Sie verließen das Oval und steuerten auf die Stämme der toten Eukalypten hinter der Anzeigetafel zu. Lange Flocken abgeworfener Rinde raspelten über ihre Haut und hinterließen feine dunkelrote Kratzer auf ihrem milchweißen Rücken. Das nächste Geräusch kam von ihrem Rückgrat, das gegen einen dicken Baumstamm schlug. Sie wurde in Position gebracht und mit festem Klebeband an Schultern, Brust, Handgelenken, Rumpf, Oberschenkeln und Knöcheln am Stamm fixiert.

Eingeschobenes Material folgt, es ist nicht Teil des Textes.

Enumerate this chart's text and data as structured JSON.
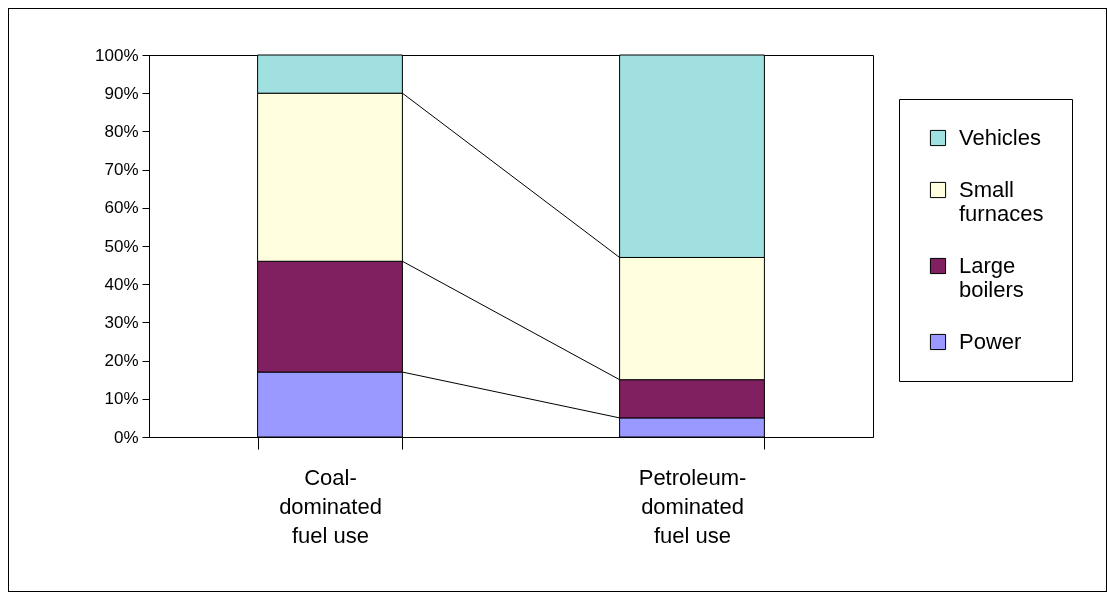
{
  "chart_data": {
    "type": "bar",
    "stacked": true,
    "categories": [
      "Coal-dominated fuel use",
      "Petroleum-dominated fuel use"
    ],
    "series": [
      {
        "name": "Power",
        "color": "#9999ff",
        "values": [
          17,
          5
        ]
      },
      {
        "name": "Large boilers",
        "color": "#802060",
        "values": [
          29,
          10
        ]
      },
      {
        "name": "Small furnaces",
        "color": "#ffffe0",
        "values": [
          44,
          32
        ]
      },
      {
        "name": "Vehicles",
        "color": "#a0e0e0",
        "values": [
          10,
          53
        ]
      }
    ],
    "ylim": [
      0,
      100
    ],
    "yticks": [
      {
        "value": 0,
        "label": "0%"
      },
      {
        "value": 10,
        "label": "10%"
      },
      {
        "value": 20,
        "label": "20%"
      },
      {
        "value": 30,
        "label": "30%"
      },
      {
        "value": 40,
        "label": "40%"
      },
      {
        "value": 50,
        "label": "50%"
      },
      {
        "value": 60,
        "label": "60%"
      },
      {
        "value": 70,
        "label": "70%"
      },
      {
        "value": 80,
        "label": "80%"
      },
      {
        "value": 90,
        "label": "90%"
      },
      {
        "value": 100,
        "label": "100%"
      }
    ],
    "grid": false,
    "legend": "right"
  }
}
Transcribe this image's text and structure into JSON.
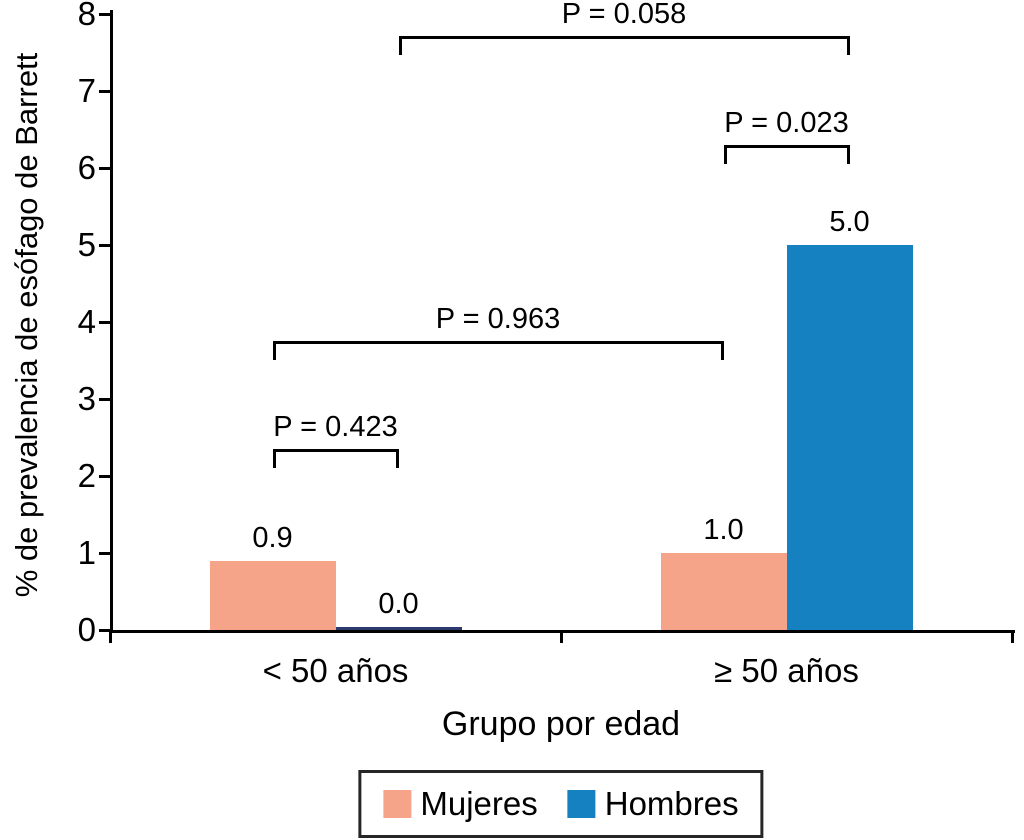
{
  "chart_data": {
    "type": "bar",
    "title": "",
    "xlabel": "Grupo por edad",
    "ylabel": "% de prevalencia de esófago de Barrett",
    "ylim": [
      0,
      8
    ],
    "yticks": [
      0,
      1,
      2,
      3,
      4,
      5,
      6,
      7,
      8
    ],
    "grid": false,
    "legend_position": "bottom",
    "categories": [
      "< 50 años",
      "≥ 50 años"
    ],
    "series": [
      {
        "name": "Mujeres",
        "color": "#F6A489",
        "values": [
          0.9,
          1.0
        ],
        "labels": [
          "0.9",
          "1.0"
        ]
      },
      {
        "name": "Hombres",
        "color": "#1581C1",
        "values": [
          0.0,
          5.0
        ],
        "labels": [
          "0.0",
          "5.0"
        ]
      }
    ],
    "zero_bar_color": "#2C3A6E",
    "annotations": [
      {
        "label": "P = 0.423",
        "x1": {
          "cat": 0,
          "series": 0
        },
        "x2": {
          "cat": 0,
          "series": 1
        },
        "y": 2.35
      },
      {
        "label": "P = 0.963",
        "x1": {
          "cat": 0,
          "series": 0
        },
        "x2": {
          "cat": 1,
          "series": 0
        },
        "y": 3.75
      },
      {
        "label": "P = 0.023",
        "x1": {
          "cat": 1,
          "series": 0
        },
        "x2": {
          "cat": 1,
          "series": 1
        },
        "y": 6.3
      },
      {
        "label": "P = 0.058",
        "x1": {
          "cat": 0,
          "series": 1
        },
        "x2": {
          "cat": 1,
          "series": 1
        },
        "y": 7.72
      }
    ]
  }
}
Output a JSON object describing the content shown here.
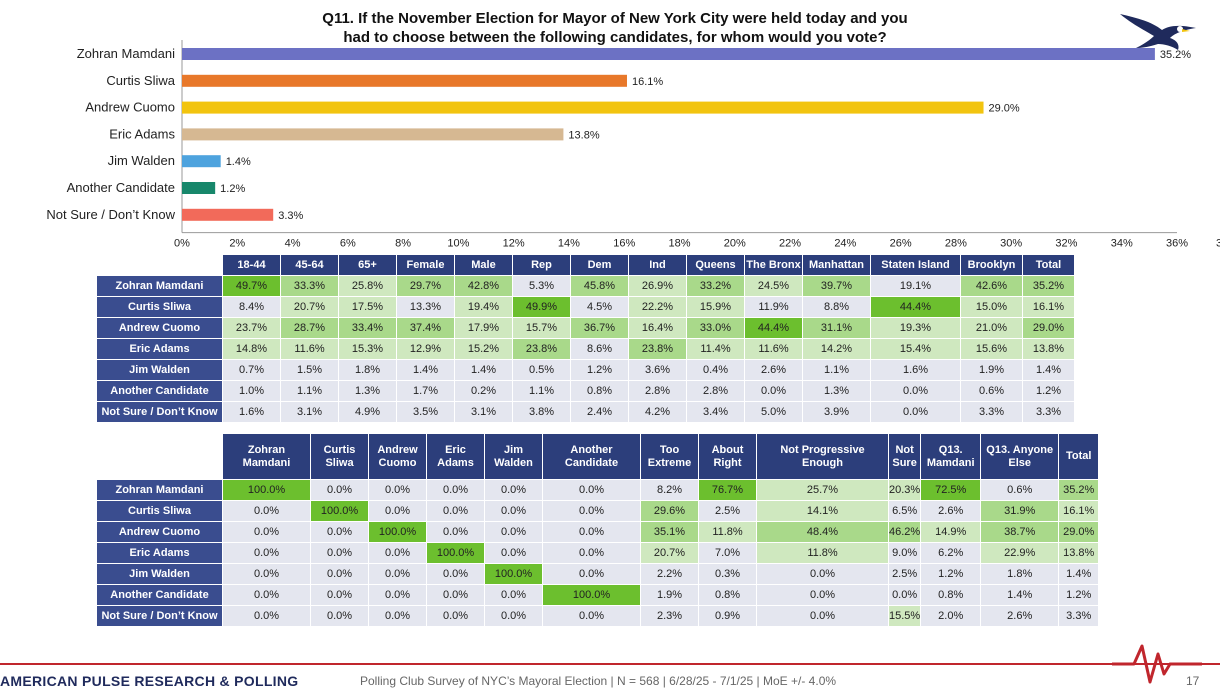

Für einige Zeit blieb sie so – mehrere Minuten. Das wäre eine Gelegenheit gewesen, sie zu bemerken, doch dafür war es zu spät und dieser Ortsteil zu verlassen. Sie hing einfach da wie eine schlaffe Puppe. Dann begann etwas ihr Bein hinaufzukrabbeln.
Der Wind wurde stärker. Er blies schmutzige Haarsträhnen aus ihrem Gesicht und strich durch die langen Blattvorhänge der Weiden, die sich an beiden Ufern über den Bach beugten. Sein Bett, das parallel zum Oval verlief, hatte seit Jahren kein Wasser mehr geführt.
Eine dunkle Hand berührte ihr Gesicht und streichelte es zärtlich. Dann drückte sich die kalt glänzende Schneide einer langen Machete an ihre Wange und fuhr mit der rasiermesserscharfen Spitze über ihren Hals nach unten.
Die Silhouette trat zurück und verschwand in der Dunkelheit. Als sie zurückkehrte, kam sie in hohem Tempo angelaufen, einen Arm nach hinten gestreckt. Im nächsten Moment schoss er in einer flüssigen Bewegung nach vorne, und die Hand öffnete sich.
Der erste Stein sauste durch die Luft, schlug auf ihrem Gesicht auf und zerschmetterte das Stirnbein.